Plumbing problems at county building leads to discovery of unrelated sewer issue

·2 min read

Jul. 22—A problem with backed-up toilets at the Lackawanna County Government Center helped to reveal an unrelated issue under a street outside.

It all began last month when the county started recalling employees "full throttle" to the government center at 123 Wyoming Ave., the former Globe store,in the wake of the COVID-19 pandemic, county Chief of Staff Brian Jeffers said.

"For the first time in a long time, the bathrooms were being used on a regular basis, and we had some plumbing issues," he said.

In late June, county officials shut down the restrooms on the second through fifth floors of the six-story building while working with Pennsylvania American Water, which owns and operates the city's sewer system, to find a solution, he said.

Mark Dougher, the county director of maintenance, said it was determined the volume of the line leaving the government center and connecting to the sewer system on Center Street needed to be increased.

Crews replaced the existing pipe, which was four inches in diameter, with 25 feet of eight-inch pipe at a cost of about $7,000, he said.

That took care of the county's problem and, after just over a week, the closed restrooms reopened, Jeffers said.

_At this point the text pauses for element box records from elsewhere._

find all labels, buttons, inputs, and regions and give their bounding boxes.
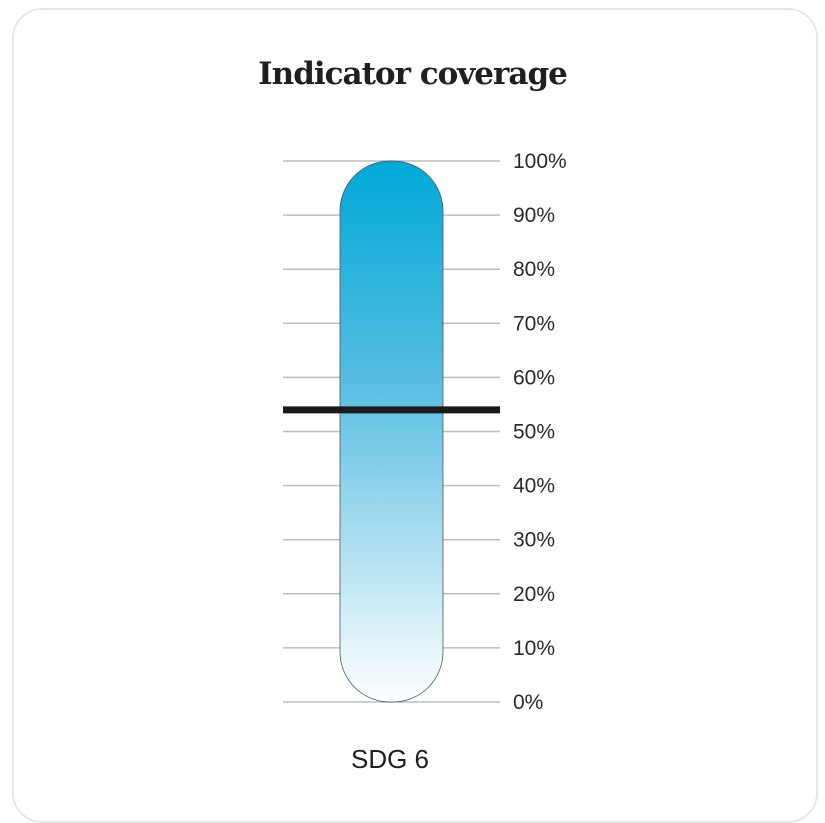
bars bbox=[339, 160, 444, 703]
y-tick-label-80: 80% bbox=[513, 258, 555, 281]
y-tick-label-50: 50% bbox=[513, 421, 555, 444]
y-tick-label-10: 10% bbox=[513, 637, 555, 660]
category-label: SDG 6 bbox=[350, 744, 430, 774]
y-tick-label-20: 20% bbox=[513, 583, 555, 606]
y-tick-label-0: 0% bbox=[513, 691, 543, 714]
y-tick-label-70: 70% bbox=[513, 312, 555, 335]
y-tick-label-100: 100% bbox=[513, 150, 567, 173]
y-tick-label-90: 90% bbox=[513, 204, 555, 227]
bar-sdg-6 bbox=[339, 160, 444, 703]
y-tick-label-60: 60% bbox=[513, 366, 555, 389]
y-tick-label-40: 40% bbox=[513, 475, 555, 498]
y-tick-label-30: 30% bbox=[513, 529, 555, 552]
y-tick-labels: 0% 10% 20% 30% 40% 50% 60% 70% 80% 90% 100% bbox=[513, 150, 567, 714]
chart-title: Indicator coverage bbox=[258, 56, 568, 92]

However, as part of its work with the county, Pennsylvania American Water ran a camera through the sewer line on Center Street and then north on Penn Avenue behind the government center, Dougher said.

That's when the utility discovered a collapsed sewer pipe in the 100 block of Penn that "had nothing to do with us," he said.

A contractor started work last week to replace about 80 feet of 12-inch sewer pipe on Penn, along with a collapsed manhole, utility spokeswoman Susan Turcmanovich said in an email. The project is expected to wrap up today.